Le contexte socio-économique perturbé par la crise financière de 2008 a suscité un questionnement du mode de management des entreprises et la place de l’éthique dans le business. L’entreprise est, plus que jamais, un lieu de création de valeur, d’emploi et de richesse, mais aussi une source potentielle de perturbations sociales et environnementales. Jusqu’où la recherche du profit et de la croissance économique peut-elle l’emporter sur l’éthique et la responsabilité sociale et sociétale d’une activité ? Peut-on imaginer une économie plus responsable et concilier les préoccupations économiques et sociales ?

Cette crise est une contrainte, mais on peut aussi se dire que cela constitue une opportunité pour redessiner le système de management des institutions. Plusieurs enjeux méritent qu’on s’en préoccupe : l’égalité des chances, la protection de l’environnement, la consommation d’énergie, le commerce équitable, le dialogue avec les parties prenantes, la diversité et bien d’autres thèmes. Comment trouver un équilibre entre les impératifs, parfois contradictoires, de croissance économique, d’équilibre social et d’impact positif sur la société civile, l’environnement et les générations futures ?

Ce questionnement renvoie à l’importance de revisiter les pratiques managériales sous l’angle de la responsabilité sociale de l’entreprise, et, au besoin, de revoir les mécanismes de régulations sociales. Le management responsable vise à inclure des préoccupations éthiques dans les processus de prises de décisions économiques.

Ceci ne peut réussir qu’en l’incluant dans les plans stratégiques et lui allouant les ressources financières, humaines et logistiques nécessaires, mais aussi en assurant sa transversalité sur tous les plans de management de l’entreprise : en GRH, mais aussi en finance (investissements et comportements financiers responsables), en marketing, en logistique (étude de l’impact sur l’environnement), en production.

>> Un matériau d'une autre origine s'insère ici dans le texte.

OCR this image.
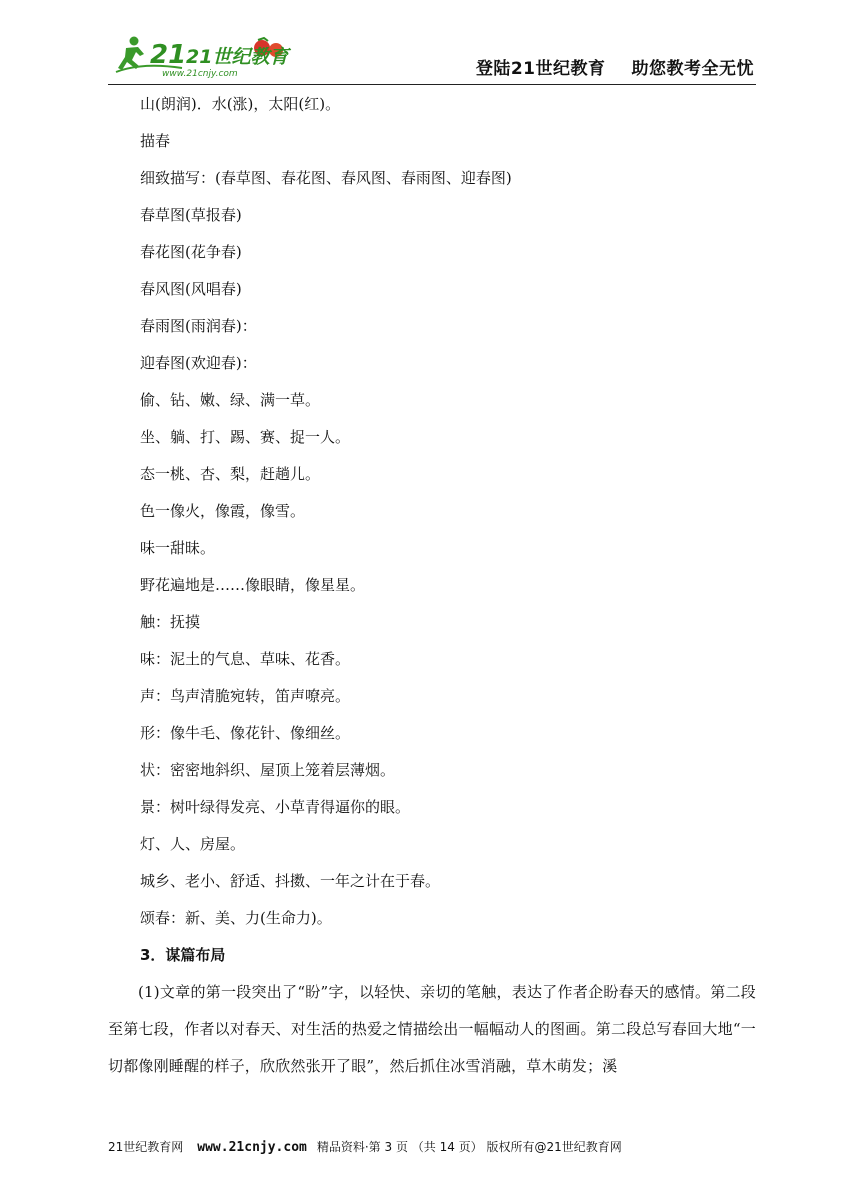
21 21世纪教育
www.21cnjy.com	登陆21世纪教育 助您教考全无忧
山(朗润)．水(涨)，太阳(红)。
描春
细致描写：(春草图、春花图、春风图、春雨图、迎春图)
春草图(草报春)
春花图(花争春)
春风图(风唱春)
春雨图(雨润春)：
迎春图(欢迎春)：
偷、钻、嫩、绿、满一草。
坐、躺、打、踢、赛、捉一人。
态一桃、杏、梨，赶趟儿。
色一像火，像霞，像雪。
味一甜昧。
野花遍地是……像眼睛，像星星。
触：抚摸
味：泥土的气息、草味、花香。
声：鸟声清脆宛转，笛声嘹亮。
形：像牛毛、像花针、像细丝。
状：密密地斜织、屋顶上笼着层薄烟。
景：树叶绿得发亮、小草青得逼你的眼。
灯、人、房屋。
城乡、老小、舒适、抖擞、一年之计在于春。
颂春：新、美、力(生命力)。
3．谋篇布局
(1)文章的第一段突出了“盼”字，以轻快、亲切的笔触，表达了作者企盼春天的感情。第二段至第七段，作者以对春天、对生活的热爱之情描绘出一幅幅动人的图画。第二段总写春回大地“一切都像刚睡醒的样子，欣欣然张开了眼”，然后抓住冰雪消融，草木萌发；溪
21世纪教育网 www.21cnjy.com 精品资料·第 3 页 （共 14 页） 版权所有@21世纪教育网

Plus concrètement, réussir ce pari suppose plusieurs axes de travail : sensibiliser et former les acteurs de la vie économique, mais aussi améliorer la formation des managers de demain (notamment dans les écoles d’ingénieurs et de gestion), outiller les entreprises pour une meilleure intégration des enjeux sociaux et environnementaux dans leurs stratégies, et promouvoir des mesures incitatives par les pouvoirs publics.

Plusieurs écoles de gestion en Belgique (HEC-Ecole de Gestion de l’université de Liège, Louvain School of Management, ICHEC Brussels Management School et bien d’autres) ont pris conscience de ces enjeux et mettent en place des cours dédiés à la responsabilité sociale dans le cursus universitaire, en mettant en avant son importance dans toutes les disciplines classiques du management : la finance, le marketing, la logistique, la gestion des ressources humaines et la stratégie.

Ce travail d’enseignement est couplé avec une série de recherches académiques menées dans ces mêmes institutions qui s’interrogent sur les modalités de mise en œuvre et sur l’évaluation de ces pratiques. Le secteur privé, associatif et politique n’est pas à l’écart de ce mouvement. Plusieurs initiatives gouvernementales sont lancées pour encourager les entreprises à considérer davantage l’impact social et environnemental de leurs décisions économiques.

Le challenge soulevé par les chercheurs et enseignants est de passer d’un management de la responsabilité sociale à un management par la responsabilité sociale, c’est-à-dire des principes de gestion partagés par tous les acteurs de la vie économique.